Q: Can I file for a divorce here in the United States even if I was married in the Philippines and my husband does not reside in the United States?

A: Yes, you can file for a divorce here in the United States so long as you meet the jurisdictional requirements in your state.

Q: I have been residing in California and I want to get a divorce. Can I file my divorce in Reno, Nevada because the process in getting a divorce would be a lot faster?

A: If you are a resident of California, you cannot file for a divorce in Nevada until you have met the jurisdictional requirements in that state. Moreover, if you file for an application for adjustment of Status with the US Citizenship and Immigration Services (USCIS), the USCIS may require you to show proof that you have resided in Nevada prior to the filing of your Nevada divorce.

Q: I recently got my green card through my employer. I would now like to bring my family here to the United States. Should I file an immigrant petition for them?

A: No. You don't have to file for a separate immigrant petition for them. You can bring them here by requesting for the registration of your family as derivative beneficiaries.

Q: I am a US citizen and I would like to bring my girlfriend here. How can I bring her to the United States?

A: You can file for a fiancÚ petition for your girlfriend. You may want to check the current processing times for an immigrant petition so you can decide whether to bring her in as a fiancÚ or as an immediate relative.

Q: My Conditional Resident Status has expired. However, my husband and I completely forgot to file for a joint petition to remove conditions on residence. Can we still file even though my CR status has been terminated?

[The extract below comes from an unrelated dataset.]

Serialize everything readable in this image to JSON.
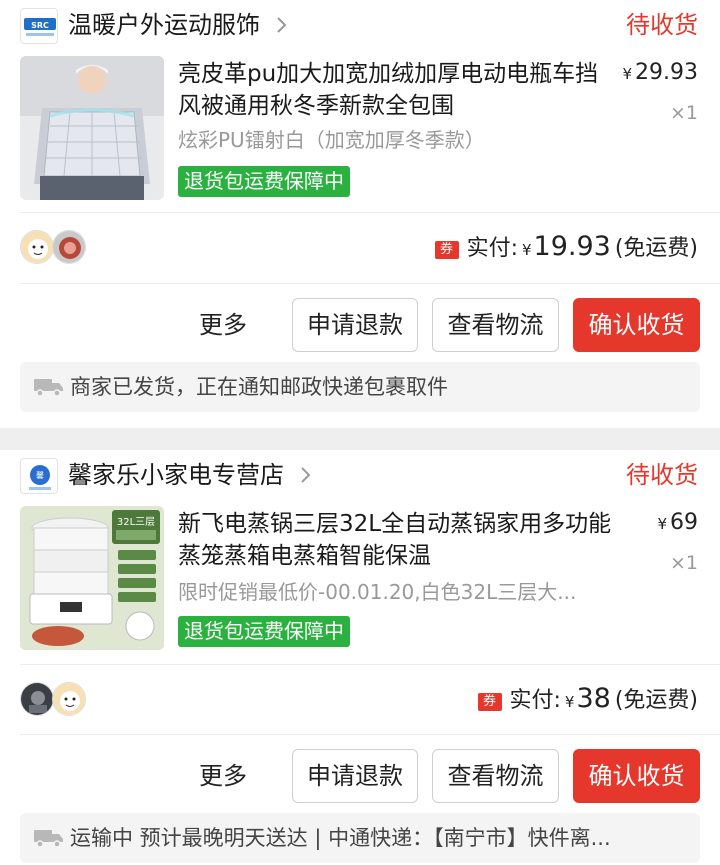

A: Yes, you can still file the petition to remove conditions on residence but you need to explain why you did not file before the expiration of your CR status.

Q: I am now in removal proceedings. However, I am married to a US citizen. Where should I file my application for adjustment of status?

A: You need to file your application for adjustment of status in immigration court.

Q: I was married in the Philippines but I have been separated with my husband for 10 years now. Since there is no divorce in the Philippines, I filed for a presumption of death petition. Can I use the Decision in the presumption of death petition to show that my Philippine marriage has been terminated?

A: If your husband is still alive, we cannot use this Decision to show that your Philippine marriage has been terminated. You need to file for a divorce here in the US or a Petition for Annulment in the Philippines based on Article 36 of the Philippine Family Code.